Но нет рядом взводного. Самому решать.
* * *
Проснулся старик на час раньше, чем обычно — ещё и пяти не было. Привычно заправил кровать, достал с антресолей заготовленный с вечера вещмешок. Не зажигая свет, бесшумно скользя войлочными тапками по вытертому линолеуму коридора, добрался до комнаты внучки. Тихо приоткрыл дверь. На низкой тумбочке горел ночник, правнучка, закутавшись и свернувшись комочком, спала в своей кроватке. Вернувшийся поздно и навеселе Семён, видимо, был изгнан на диван и заливисто похрапывал там, свесив на пол белую безволосую ногу в коричневом носке. Старик смотрел на спящего и думал, что если закрыть ему сейчас ладонью рот, быстро воткнуть нож, зажатый в правой руке, в ямочку между ключиц, и навалиться всем телом, то даже его, старика, сил и веса хватит, чтобы длинный золлингеновский клинок вошёл по самую рукоятку, до момента, когда внутри, в глубине хрустнет шейный позвонок, и вздыбившееся дугой тело врага опадёт, выпрямиться и застынет. Внучка старика, разметавшись по центру двуспальной кровати и отбросив одеяло, спала на спине, выставив наружу уже заметно выпирающий живот.

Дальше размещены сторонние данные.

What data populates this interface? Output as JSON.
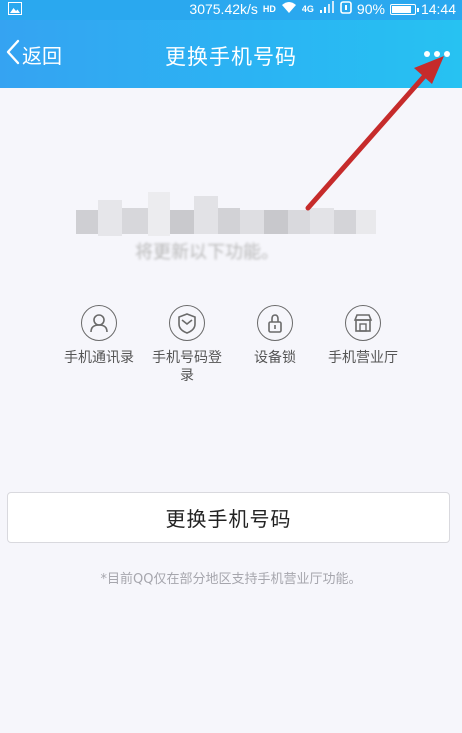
{
  "status_bar": {
    "speed": "3075.42k/s",
    "hd": "HD",
    "net": "4G",
    "battery": "90%",
    "time": "14:44"
  },
  "nav": {
    "back_label": "返回",
    "title": "更换手机号码"
  },
  "info": {
    "description": "将更新以下功能。"
  },
  "features": [
    {
      "label": "手机通讯录",
      "icon": "contact-icon"
    },
    {
      "label": "手机号码登\n录",
      "icon": "shield-icon"
    },
    {
      "label": "设备锁",
      "icon": "lock-icon"
    },
    {
      "label": "手机营业厅",
      "icon": "store-icon"
    }
  ],
  "main": {
    "button_label": "更换手机号码",
    "note": "*目前QQ仅在部分地区支持手机营业厅功能。"
  },
  "colors": {
    "nav_start": "#35a3f2",
    "nav_end": "#27c2f2",
    "annotation_arrow": "#c62b2b"
  }
}
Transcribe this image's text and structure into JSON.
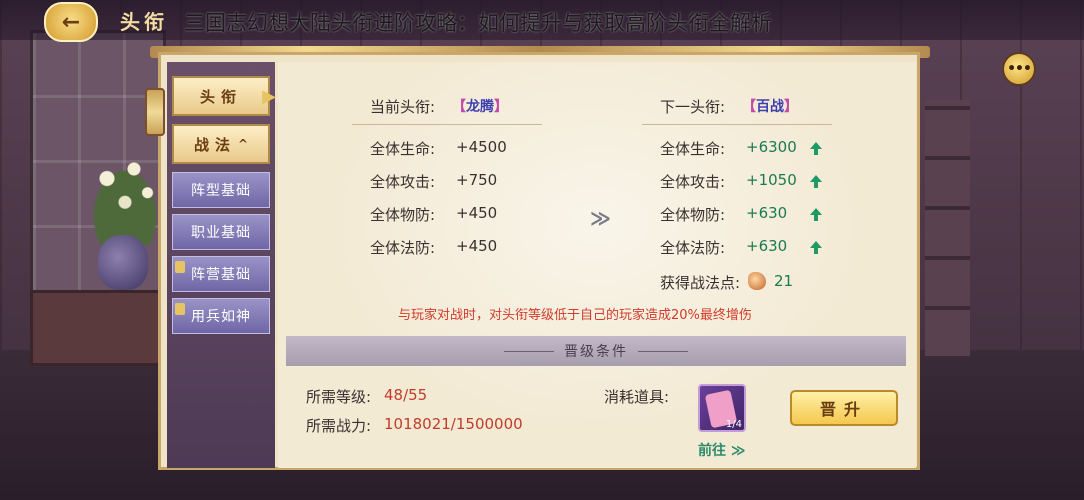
{
  "header": {
    "back_icon": "←",
    "title": "头衔",
    "overlay_caption": "三国志幻想大陆头衔进阶攻略：如何提升与获取高阶头衔全解析",
    "chat_icon": "•••"
  },
  "sidebar": {
    "items": [
      {
        "label": "头衔",
        "active": true
      },
      {
        "label": "战法",
        "caret": "^"
      },
      {
        "label": "阵型基础"
      },
      {
        "label": "职业基础"
      },
      {
        "label": "阵营基础",
        "locked": true
      },
      {
        "label": "用兵如神",
        "locked": true
      }
    ]
  },
  "current": {
    "label": "当前头衔:",
    "rank_open": "【",
    "rank": "龙腾",
    "rank_close": "】",
    "stats": [
      {
        "label": "全体生命:",
        "value": "+4500"
      },
      {
        "label": "全体攻击:",
        "value": "+750"
      },
      {
        "label": "全体物防:",
        "value": "+450"
      },
      {
        "label": "全体法防:",
        "value": "+450"
      }
    ]
  },
  "next": {
    "label": "下一头衔:",
    "rank_open": "【",
    "rank": "百战",
    "rank_close": "】",
    "stats": [
      {
        "label": "全体生命:",
        "value": "+6300"
      },
      {
        "label": "全体攻击:",
        "value": "+1050"
      },
      {
        "label": "全体物防:",
        "value": "+630"
      },
      {
        "label": "全体法防:",
        "value": "+630"
      }
    ],
    "points_label": "获得战法点:",
    "points_value": "21"
  },
  "transition_icon": "≫",
  "pvp_note": "与玩家对战时，对头衔等级低于自己的玩家造成20%最终增伤",
  "conditions": {
    "title": "晋级条件",
    "level_label": "所需等级:",
    "level_value": "48/55",
    "power_label": "所需战力:",
    "power_value": "1018021/1500000",
    "consume_label": "消耗道具:",
    "item_count": "1/4",
    "goto_label": "前往 ≫",
    "promote_label": "晋升"
  }
}
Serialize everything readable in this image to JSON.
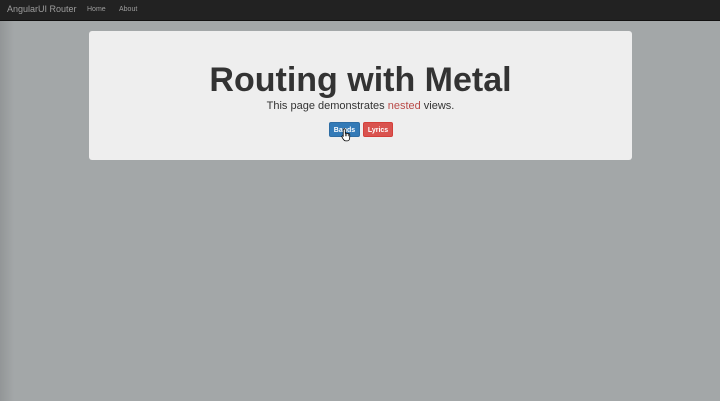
{
  "navbar": {
    "brand": "AngularUI Router",
    "links": [
      {
        "label": "Home"
      },
      {
        "label": "About"
      }
    ]
  },
  "jumbotron": {
    "title": "Routing with Metal",
    "subtitle_before": "This page demonstrates ",
    "subtitle_highlight": "nested",
    "subtitle_after": " views.",
    "buttons": [
      {
        "label": "Bands",
        "color": "#337ab7"
      },
      {
        "label": "Lyrics",
        "color": "#d9534f"
      }
    ]
  },
  "colors": {
    "navbar": "#222222",
    "page_background": "#a3a7a8",
    "jumbotron": "#eeeeee",
    "highlight": "#b94a48"
  },
  "cursor": {
    "icon": "hand-pointer-icon"
  }
}
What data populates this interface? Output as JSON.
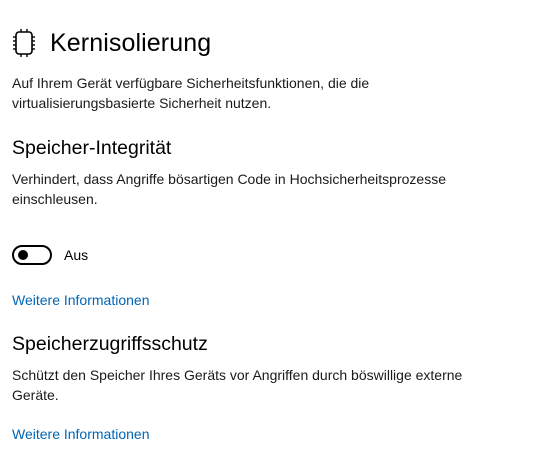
{
  "header": {
    "icon": "chip-icon",
    "title": "Kernisolierung"
  },
  "intro": "Auf Ihrem Gerät verfügbare Sicherheitsfunktionen, die die virtualisierungsbasierte Sicherheit nutzen.",
  "memory_integrity": {
    "title": "Speicher-Integrität",
    "description": "Verhindert, dass Angriffe bösartigen Code in Hochsicherheitsprozesse einschleusen.",
    "toggle": {
      "state_label": "Aus",
      "on": false
    },
    "more_info_link": "Weitere Informationen"
  },
  "memory_access_protection": {
    "title": "Speicherzugriffsschutz",
    "description": "Schützt den Speicher Ihres Geräts vor Angriffen durch böswillige externe Geräte.",
    "more_info_link": "Weitere Informationen"
  },
  "colors": {
    "link": "#0066b4",
    "text": "#000000",
    "background": "#ffffff"
  }
}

— Кто, интересно, родится? — подумал старик. — Мальчик, конечно, мальчик. Правнук. Должен же быть в семье хоть один мужик. «До правнуков доживают только праведники» — вспомнил он присказку взводного и улыбнулся. У самого взводного детей не было, не получилось у них, воспитывал детей, а потом и внуков вдовы, с которой жил. А до правнуков не дожил.
Старик выходил из города той же дорогой, по которой возвращался после демобилизации почти шестьдесят лет назад, таким же тёплым августовским утром сорок пятого года. Тогда после недельного мотания в товарных наспех переоборудованных вагонах он вышел на перрон пересадочной узловой станции. Оставалось лишь дождаться ещё одного, последнего на этом пути поезда — того, что, пыхтя и обдавая паровозной гарью, часов за пять со всеми остановками довезёт его до родного города, до дома, в котором он не был уже почти три года. Но нетерпение было так велико, что когда выяснилось, что нужный ему состав прибудет только вечером, он не задумываясь спрыгнул с платформы и пошёл, чутьём угадывая направление, по ещё не размякшей к осени грунтовке. И так же как сейчас, в вещмешке у него лежали лишь немецкие офицерские сапоги, тот самый нож с двумя пляшущими у гарды человечками, консервы, папиросы, да несколько фланелевых пелёнок — на портянки. Только тогда пелёнки были немецкие, прихваченные на том же вещевом складе, где под прикрытием взводного он сунул под гимнастёрку новенькие сапоги. Тогда в сорок пятом он переобулся только перед входом в город, уже ближе к вечеру. Протёр и аккуратно сложил в мешок свои стоптанные кирзачи, выкинул пропотевшие за долгую дорогу портянки и, обмотав ступни нежно-голубой фланелью, надел трофейные — мягкие, блестящие и так уютно облегавшие ногу. Он не надевал эти сапоги с тех пор — не собирался и сейчас. Всё это было уже не важно — хотелось просто идти, и чтобы дорога никогда не кончалась. И если что-то ему и хотелось повторить из всей своей долгой жизни, так только лишь тот давний полный надежд утренний путь домой.